We first talked about Wayland in late 2008 when the project was still in its infancy by Kristian Høgsberg. Wayland is still very much a side-project of Kristian's that just receives commits every once in a while and has yet to gain any widespread adoption, but it still possesses a lot of progress. Wayland can run dual nested X.Org Servers within it, now runs off Mesa rather than Eagle EGL, supports the KMS page-flipping ioctl, a DRI2 driver is being worked on, and much more. However, it doesn't do too much yet for the end-user, but that should change once the GTK, Qt, or Clutter tool-kits is properly supported within Wayland. Right now there's just a basic terminal and a few demo applications that can run within this display server that leverages kernel mode-setting.

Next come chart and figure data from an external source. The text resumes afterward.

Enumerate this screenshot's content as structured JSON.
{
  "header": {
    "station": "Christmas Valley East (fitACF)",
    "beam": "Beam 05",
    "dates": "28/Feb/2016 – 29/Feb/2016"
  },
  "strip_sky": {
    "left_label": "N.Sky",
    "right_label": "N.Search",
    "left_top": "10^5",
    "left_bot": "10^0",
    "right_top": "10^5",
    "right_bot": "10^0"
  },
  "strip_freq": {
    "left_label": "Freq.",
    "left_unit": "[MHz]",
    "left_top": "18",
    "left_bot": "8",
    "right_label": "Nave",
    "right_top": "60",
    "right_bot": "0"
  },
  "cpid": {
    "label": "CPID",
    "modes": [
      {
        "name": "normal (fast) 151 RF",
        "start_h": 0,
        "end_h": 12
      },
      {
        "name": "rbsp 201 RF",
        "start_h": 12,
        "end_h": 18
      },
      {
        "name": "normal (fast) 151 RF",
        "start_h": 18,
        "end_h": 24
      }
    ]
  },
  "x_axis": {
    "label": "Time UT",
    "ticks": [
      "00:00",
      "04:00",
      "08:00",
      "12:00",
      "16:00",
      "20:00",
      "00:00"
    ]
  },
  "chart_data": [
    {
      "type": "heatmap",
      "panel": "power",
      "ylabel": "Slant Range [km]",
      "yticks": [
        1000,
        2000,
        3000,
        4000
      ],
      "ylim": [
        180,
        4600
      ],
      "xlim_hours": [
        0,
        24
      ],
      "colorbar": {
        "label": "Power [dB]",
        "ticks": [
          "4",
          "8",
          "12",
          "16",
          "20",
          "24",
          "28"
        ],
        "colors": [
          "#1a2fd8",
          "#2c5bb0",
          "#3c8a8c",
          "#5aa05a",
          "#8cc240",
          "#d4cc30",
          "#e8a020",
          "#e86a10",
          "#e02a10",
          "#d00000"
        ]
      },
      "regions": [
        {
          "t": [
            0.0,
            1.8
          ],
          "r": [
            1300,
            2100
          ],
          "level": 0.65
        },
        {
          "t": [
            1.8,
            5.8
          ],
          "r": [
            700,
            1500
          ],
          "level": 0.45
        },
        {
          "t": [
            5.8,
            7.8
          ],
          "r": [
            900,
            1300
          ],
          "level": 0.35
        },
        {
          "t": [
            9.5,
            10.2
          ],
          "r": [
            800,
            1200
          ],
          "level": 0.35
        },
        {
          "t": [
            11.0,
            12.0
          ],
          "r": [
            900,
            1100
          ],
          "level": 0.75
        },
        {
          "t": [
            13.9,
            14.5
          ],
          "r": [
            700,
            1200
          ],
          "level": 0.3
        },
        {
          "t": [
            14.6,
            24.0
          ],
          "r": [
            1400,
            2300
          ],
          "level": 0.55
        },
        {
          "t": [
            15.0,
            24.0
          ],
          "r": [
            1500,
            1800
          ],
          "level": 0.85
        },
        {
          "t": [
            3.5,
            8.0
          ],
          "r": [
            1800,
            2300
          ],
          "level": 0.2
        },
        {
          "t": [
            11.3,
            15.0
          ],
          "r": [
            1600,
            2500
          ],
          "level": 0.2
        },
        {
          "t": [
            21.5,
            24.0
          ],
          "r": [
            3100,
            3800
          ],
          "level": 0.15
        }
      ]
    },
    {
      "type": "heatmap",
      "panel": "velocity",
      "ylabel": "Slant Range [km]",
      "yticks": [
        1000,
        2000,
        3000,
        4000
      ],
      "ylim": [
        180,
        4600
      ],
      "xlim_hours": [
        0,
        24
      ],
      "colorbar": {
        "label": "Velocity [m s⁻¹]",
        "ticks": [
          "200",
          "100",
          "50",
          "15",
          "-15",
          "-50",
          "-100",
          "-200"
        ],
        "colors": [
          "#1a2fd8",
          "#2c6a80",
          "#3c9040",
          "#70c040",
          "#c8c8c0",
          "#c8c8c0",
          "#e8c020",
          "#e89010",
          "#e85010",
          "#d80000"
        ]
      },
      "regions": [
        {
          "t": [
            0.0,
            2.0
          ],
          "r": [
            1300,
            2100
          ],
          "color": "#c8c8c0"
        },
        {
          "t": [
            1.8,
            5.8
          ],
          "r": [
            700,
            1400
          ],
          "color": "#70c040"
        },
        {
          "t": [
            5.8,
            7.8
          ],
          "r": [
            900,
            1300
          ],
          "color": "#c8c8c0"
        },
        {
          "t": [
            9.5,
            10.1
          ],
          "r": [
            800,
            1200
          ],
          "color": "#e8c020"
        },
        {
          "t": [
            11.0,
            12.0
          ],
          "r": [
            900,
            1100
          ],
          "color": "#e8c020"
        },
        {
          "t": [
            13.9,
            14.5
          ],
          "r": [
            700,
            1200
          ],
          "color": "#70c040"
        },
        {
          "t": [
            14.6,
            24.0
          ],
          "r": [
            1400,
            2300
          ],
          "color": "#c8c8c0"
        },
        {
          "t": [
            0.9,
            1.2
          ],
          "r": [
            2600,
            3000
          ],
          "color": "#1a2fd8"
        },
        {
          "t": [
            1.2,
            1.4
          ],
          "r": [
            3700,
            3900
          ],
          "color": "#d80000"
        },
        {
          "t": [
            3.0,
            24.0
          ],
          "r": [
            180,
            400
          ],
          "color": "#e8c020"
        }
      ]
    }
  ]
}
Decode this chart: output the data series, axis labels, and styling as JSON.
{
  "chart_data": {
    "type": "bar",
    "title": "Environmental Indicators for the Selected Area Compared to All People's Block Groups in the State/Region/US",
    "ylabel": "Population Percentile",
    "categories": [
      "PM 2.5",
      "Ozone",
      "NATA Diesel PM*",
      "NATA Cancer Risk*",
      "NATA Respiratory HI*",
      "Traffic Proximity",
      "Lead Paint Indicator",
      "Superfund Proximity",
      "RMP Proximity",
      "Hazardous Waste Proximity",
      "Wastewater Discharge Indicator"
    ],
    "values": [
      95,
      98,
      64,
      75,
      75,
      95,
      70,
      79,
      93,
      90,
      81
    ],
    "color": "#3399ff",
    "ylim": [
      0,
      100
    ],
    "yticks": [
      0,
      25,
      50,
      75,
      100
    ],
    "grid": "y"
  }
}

As briefly detailed in this Launchpad Blueprint specification, the Ubuntu X.Org teams wants to make it easier to test the Wayland Display Server within the Ubuntu 10.10 release. Ubuntu developers want to go as far as providing a Wayland Display Server package within their universe repository. However, to get Wayland running atop an Ubuntu installation currently requires a few steps.
The barrier to try out the Wayland Display Server is not nearly as great as it was back in 2008 or even last year as more of the changes need to handle Wayland are merged into their mainline code repositories. When last toying with Wayland on Ubuntu 10.04 LTS a few weeks it ago, it required a branched version of Mesa, an updated version of Cairo built with the DRM back-end, and a few development packages from the Ubuntu repositories.
Fortunately the biggest piece of the puzzle, the kernel mode-setting support for the different graphics hardware, is mainlined for ATI, Intel, and NVIDIA (through Nouveau) GPUs with the Linux kernel and those pieces are enabled by default in Ubuntu 10.04 LTS. However, Wayland will not work with the NVIDIA or ATI/AMD proprietary Linux drivers as they do not support kernel mode-setting. There has some talk about making Wayland dependent upon OpenWF rather than the Linux kernel mode-setting interface directly, but that hasn't materialized.
We'll see where Wayland gets by the time Ubuntu 10.10 is due out in October.